В час, когда грущу, тоскую, холодею,
В храм души нахально входит Веденеев.
Он сидит со мною рядом у окошка
И наигрывает на губной гармошке,
Он читает до рассвета с выраженьем
Замечательных поэтов сочиненья.
Веденеев, Веденеев,
Я-то знаю: ты не робот, не игрушка заводная,
Ты ранимое творенье и смешное,
Ты спасение, придуманное мною.
Жанры, хоть немного подходящие к Веденееву, - эпос, сага, педагогическая ода, тантра, а проще говоря миф. Сухой апофатический стиль нашей повести полезно слегка разнообразить, перечислив отдельные имена Веденеева:
Устремленный, Решительный, Стремительный, Быстрый, Верный, Справедливый, Оставивший Наказания, Помнящий, Внимательный, Широко Смотрящий, Стерегущий, Бдительный, Стойкий, Скромный, Крепкоспящий, Вкусно Едящий, Мечтательный, Беззаботный, Нетерпимый к Окружению…

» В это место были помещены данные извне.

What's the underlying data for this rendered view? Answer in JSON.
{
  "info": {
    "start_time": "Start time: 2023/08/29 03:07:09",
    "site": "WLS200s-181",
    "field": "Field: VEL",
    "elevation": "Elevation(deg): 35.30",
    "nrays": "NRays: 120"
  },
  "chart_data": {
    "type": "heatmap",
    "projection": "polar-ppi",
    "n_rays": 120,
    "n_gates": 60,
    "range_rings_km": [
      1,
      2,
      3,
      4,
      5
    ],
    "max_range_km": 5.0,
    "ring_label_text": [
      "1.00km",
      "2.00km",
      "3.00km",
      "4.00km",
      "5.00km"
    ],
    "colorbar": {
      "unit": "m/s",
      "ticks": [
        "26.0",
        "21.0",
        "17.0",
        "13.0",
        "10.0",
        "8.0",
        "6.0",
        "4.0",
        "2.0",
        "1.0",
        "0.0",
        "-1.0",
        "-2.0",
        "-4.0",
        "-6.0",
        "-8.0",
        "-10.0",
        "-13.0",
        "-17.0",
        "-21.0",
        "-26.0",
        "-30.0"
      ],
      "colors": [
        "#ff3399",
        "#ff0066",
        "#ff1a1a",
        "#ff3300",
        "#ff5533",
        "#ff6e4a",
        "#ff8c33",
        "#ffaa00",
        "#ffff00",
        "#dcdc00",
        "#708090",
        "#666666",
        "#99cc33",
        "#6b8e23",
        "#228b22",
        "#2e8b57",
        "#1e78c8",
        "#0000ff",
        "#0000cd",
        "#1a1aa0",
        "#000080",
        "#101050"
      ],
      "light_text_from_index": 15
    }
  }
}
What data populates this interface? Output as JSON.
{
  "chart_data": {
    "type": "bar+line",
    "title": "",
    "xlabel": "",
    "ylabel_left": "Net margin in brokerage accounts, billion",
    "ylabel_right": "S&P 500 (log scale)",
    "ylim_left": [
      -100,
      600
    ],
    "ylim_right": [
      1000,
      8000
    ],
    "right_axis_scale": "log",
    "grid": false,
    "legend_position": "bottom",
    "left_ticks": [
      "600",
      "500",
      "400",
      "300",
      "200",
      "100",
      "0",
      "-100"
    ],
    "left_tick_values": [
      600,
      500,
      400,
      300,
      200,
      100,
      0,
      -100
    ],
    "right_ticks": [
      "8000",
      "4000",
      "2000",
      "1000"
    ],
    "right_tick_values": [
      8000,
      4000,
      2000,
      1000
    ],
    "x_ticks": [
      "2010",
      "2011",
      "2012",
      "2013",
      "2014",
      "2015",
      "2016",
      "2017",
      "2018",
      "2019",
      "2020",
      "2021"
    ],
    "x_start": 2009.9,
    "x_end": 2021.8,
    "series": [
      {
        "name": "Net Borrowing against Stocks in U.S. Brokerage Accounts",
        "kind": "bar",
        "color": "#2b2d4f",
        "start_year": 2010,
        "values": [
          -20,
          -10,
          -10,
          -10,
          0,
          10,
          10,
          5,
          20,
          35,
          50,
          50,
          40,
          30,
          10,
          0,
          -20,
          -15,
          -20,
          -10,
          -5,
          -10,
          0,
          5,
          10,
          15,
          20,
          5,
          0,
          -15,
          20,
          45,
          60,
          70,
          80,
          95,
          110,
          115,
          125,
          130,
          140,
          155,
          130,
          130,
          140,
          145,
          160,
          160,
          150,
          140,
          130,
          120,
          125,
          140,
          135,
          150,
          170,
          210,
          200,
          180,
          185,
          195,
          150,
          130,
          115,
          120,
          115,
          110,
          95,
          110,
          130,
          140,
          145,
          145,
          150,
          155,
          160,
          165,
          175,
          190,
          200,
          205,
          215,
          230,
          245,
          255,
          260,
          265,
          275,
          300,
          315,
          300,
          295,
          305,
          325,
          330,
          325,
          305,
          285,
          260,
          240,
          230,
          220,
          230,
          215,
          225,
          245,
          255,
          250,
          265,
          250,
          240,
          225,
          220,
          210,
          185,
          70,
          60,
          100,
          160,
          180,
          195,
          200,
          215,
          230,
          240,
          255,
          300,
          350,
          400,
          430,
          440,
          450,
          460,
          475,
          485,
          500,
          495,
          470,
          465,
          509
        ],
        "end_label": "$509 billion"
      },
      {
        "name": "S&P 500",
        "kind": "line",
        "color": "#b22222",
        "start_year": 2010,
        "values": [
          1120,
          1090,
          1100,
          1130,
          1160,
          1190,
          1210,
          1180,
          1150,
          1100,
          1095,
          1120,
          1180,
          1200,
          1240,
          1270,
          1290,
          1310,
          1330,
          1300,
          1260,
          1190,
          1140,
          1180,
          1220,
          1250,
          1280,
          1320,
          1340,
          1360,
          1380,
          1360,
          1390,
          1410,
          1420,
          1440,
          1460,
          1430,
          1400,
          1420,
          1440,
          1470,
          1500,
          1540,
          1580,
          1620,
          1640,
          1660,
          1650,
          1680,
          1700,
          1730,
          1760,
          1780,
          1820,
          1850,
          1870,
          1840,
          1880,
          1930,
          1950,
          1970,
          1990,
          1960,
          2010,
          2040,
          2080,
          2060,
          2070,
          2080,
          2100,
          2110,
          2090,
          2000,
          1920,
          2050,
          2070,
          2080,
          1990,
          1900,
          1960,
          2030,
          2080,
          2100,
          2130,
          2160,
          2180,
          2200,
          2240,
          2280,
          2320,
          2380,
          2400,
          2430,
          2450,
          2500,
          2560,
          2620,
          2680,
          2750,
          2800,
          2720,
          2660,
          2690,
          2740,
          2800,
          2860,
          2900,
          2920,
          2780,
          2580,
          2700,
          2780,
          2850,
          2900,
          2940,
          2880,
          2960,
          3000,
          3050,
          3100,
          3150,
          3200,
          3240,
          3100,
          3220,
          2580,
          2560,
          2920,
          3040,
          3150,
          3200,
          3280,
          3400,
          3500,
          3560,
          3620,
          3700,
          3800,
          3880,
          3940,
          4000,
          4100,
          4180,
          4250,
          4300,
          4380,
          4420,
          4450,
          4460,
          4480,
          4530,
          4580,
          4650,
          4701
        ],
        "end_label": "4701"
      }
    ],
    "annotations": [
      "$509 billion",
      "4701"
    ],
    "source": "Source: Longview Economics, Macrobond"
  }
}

Веденеев – атаман истины, батько познания, куренной самостийной физики и бессменный кошевой гнозиса. Он генерал генералов, маршалино Виктор фон Ведель, рыцарь Ордена кривого меча.
Впрочем, ни Буквы, ни энергия чувств уже не помогают, когда сталкиваешься с таким явлением. Хронически не хватает эпитетов, чтобы обозначить выдающуюся фигуру: все прошедшие века лучшие языки поэзии пытались делать это, но лишь поистратили слова. А мы продолжаем и в меру силы укрепляем традицию рыцарских романов, трубадуров и бардов, восхваляющих Героя.

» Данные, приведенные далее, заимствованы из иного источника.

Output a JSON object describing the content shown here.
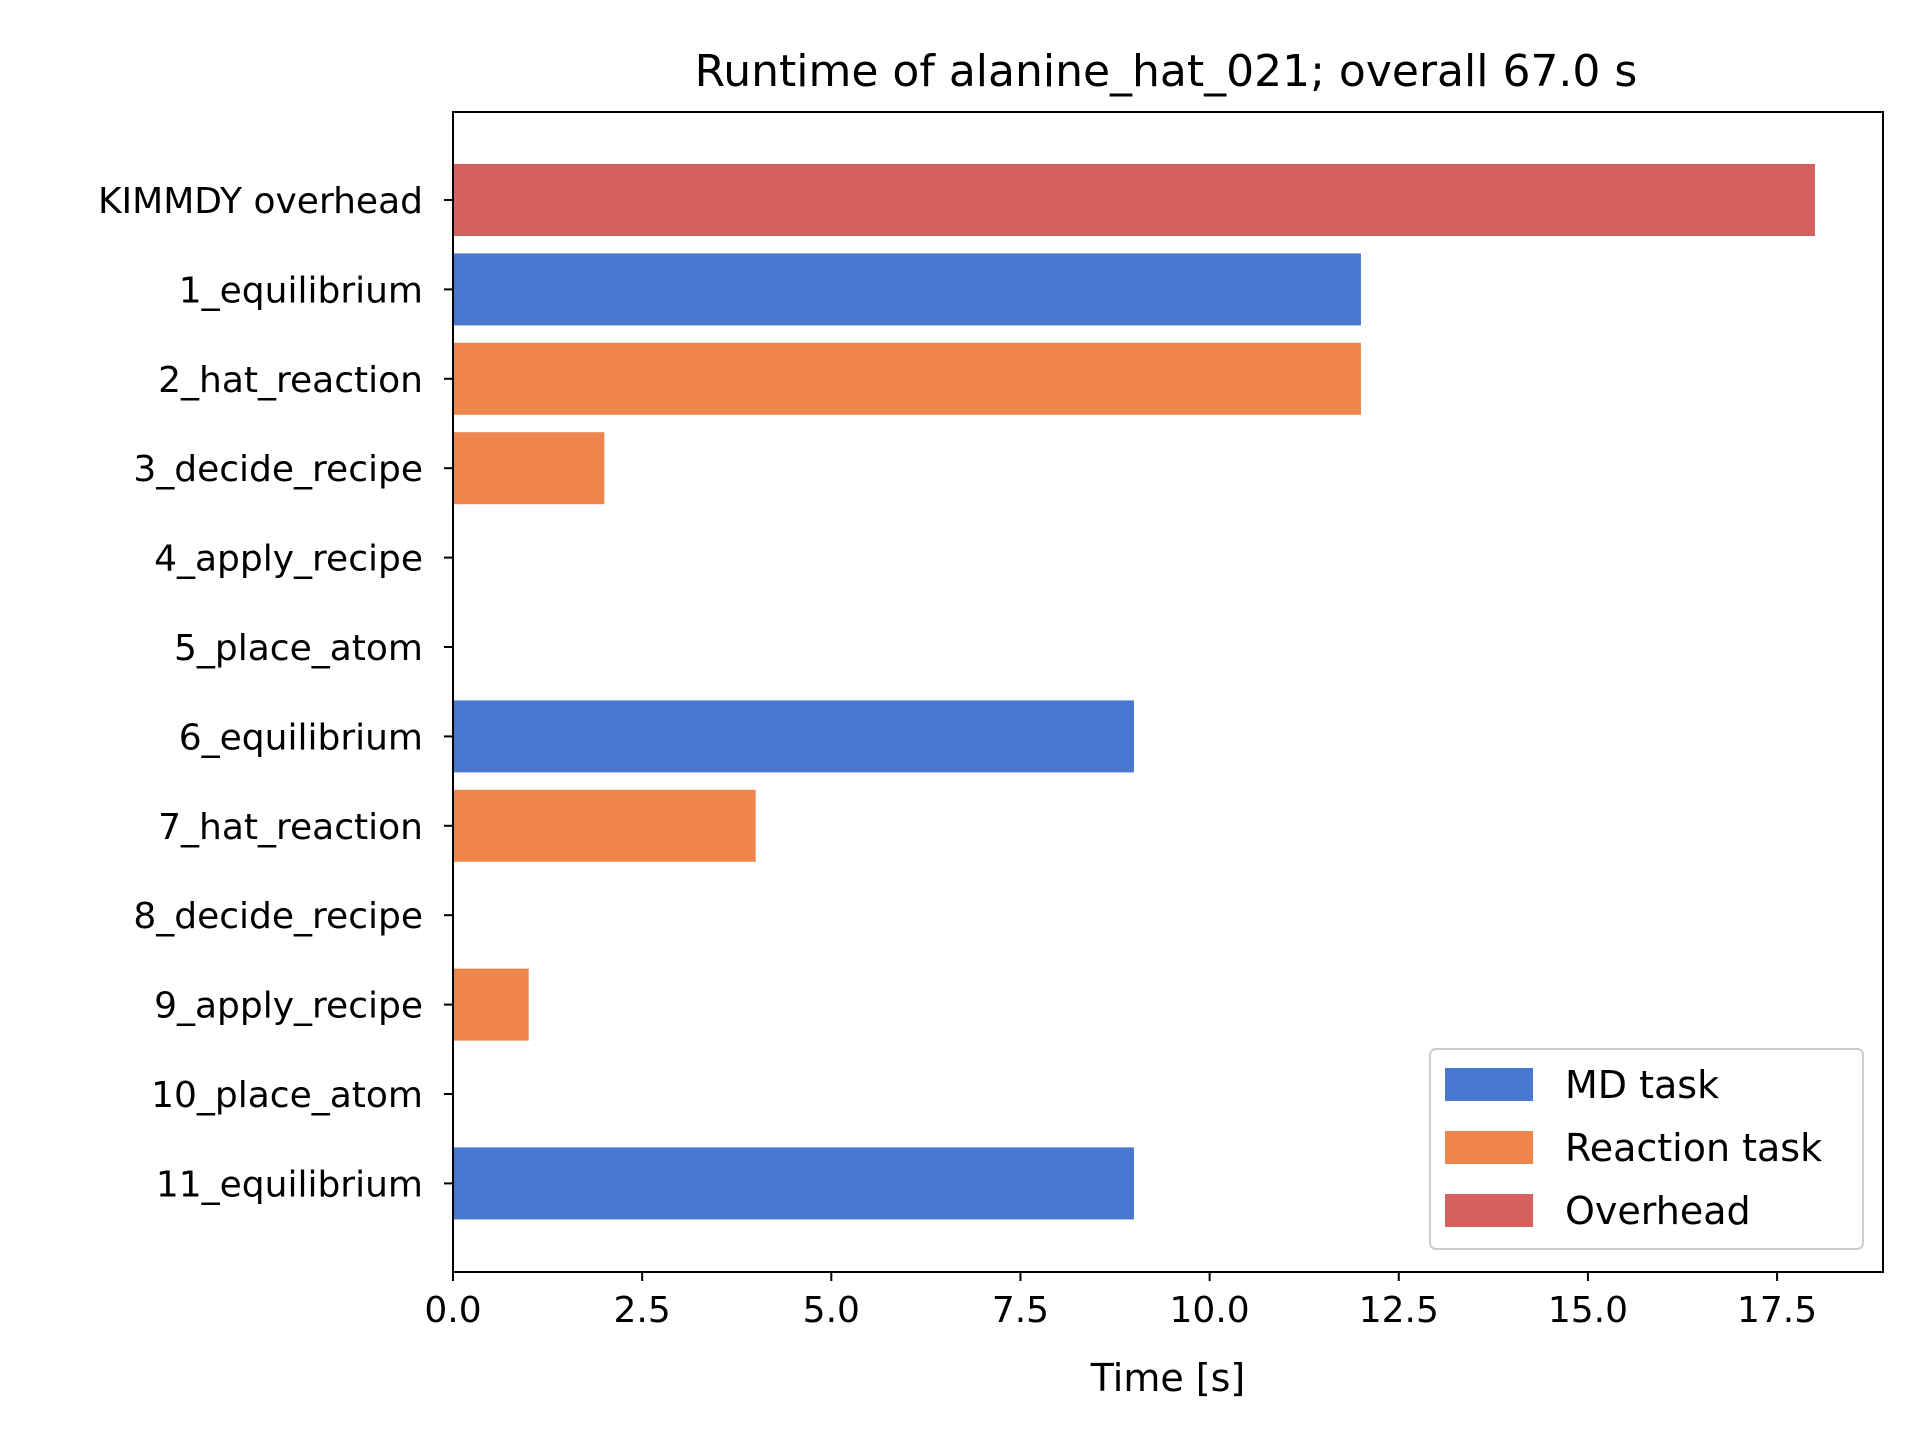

Что греха таить: как только засияет звездой светлая личность, рядом проступает темное облако. Влезет на дерево Обезьяна – встанет на вахту Дарвин с блокнотом, запоет Ворона – завертит хвостом Лисица.
Вспоминаются здесь Ильф и Петров, делившие Книгу, Герцен и Огарев, делившие Женщину, Маркс и Энгельс, делившие Капитал, Ахилл и Патрокл, делившие славу, Кастор и Поллукс, делившие Время и Зодиак, Александр Великий и Гефестион, разделившие смерть.
Последовательно возвращаясь назад, отметим еще Ницше и Супермена, Полицейского и Бродягу, Фурманова и Чапаева, Ландау и Лифшица, Доктора Ватсона и Шерлока Холмса, Майринка и Голема, Сальери и Моцарта, Пушкина и Дантеса, Народ и Гэсэра. Вот и ко мне стучится живой эпос, прямо в окна компьютера.
– Вот и я, Карлсон! - крикнул Малыш, отворяя дверь. Но Карлсон исчез. Малыш стоял с тарелкой посреди комнаты и оглядывался по сторонам. Никакого Карлсона не было. Это было так грустно, что у Малыша сразу же испортилось настроение.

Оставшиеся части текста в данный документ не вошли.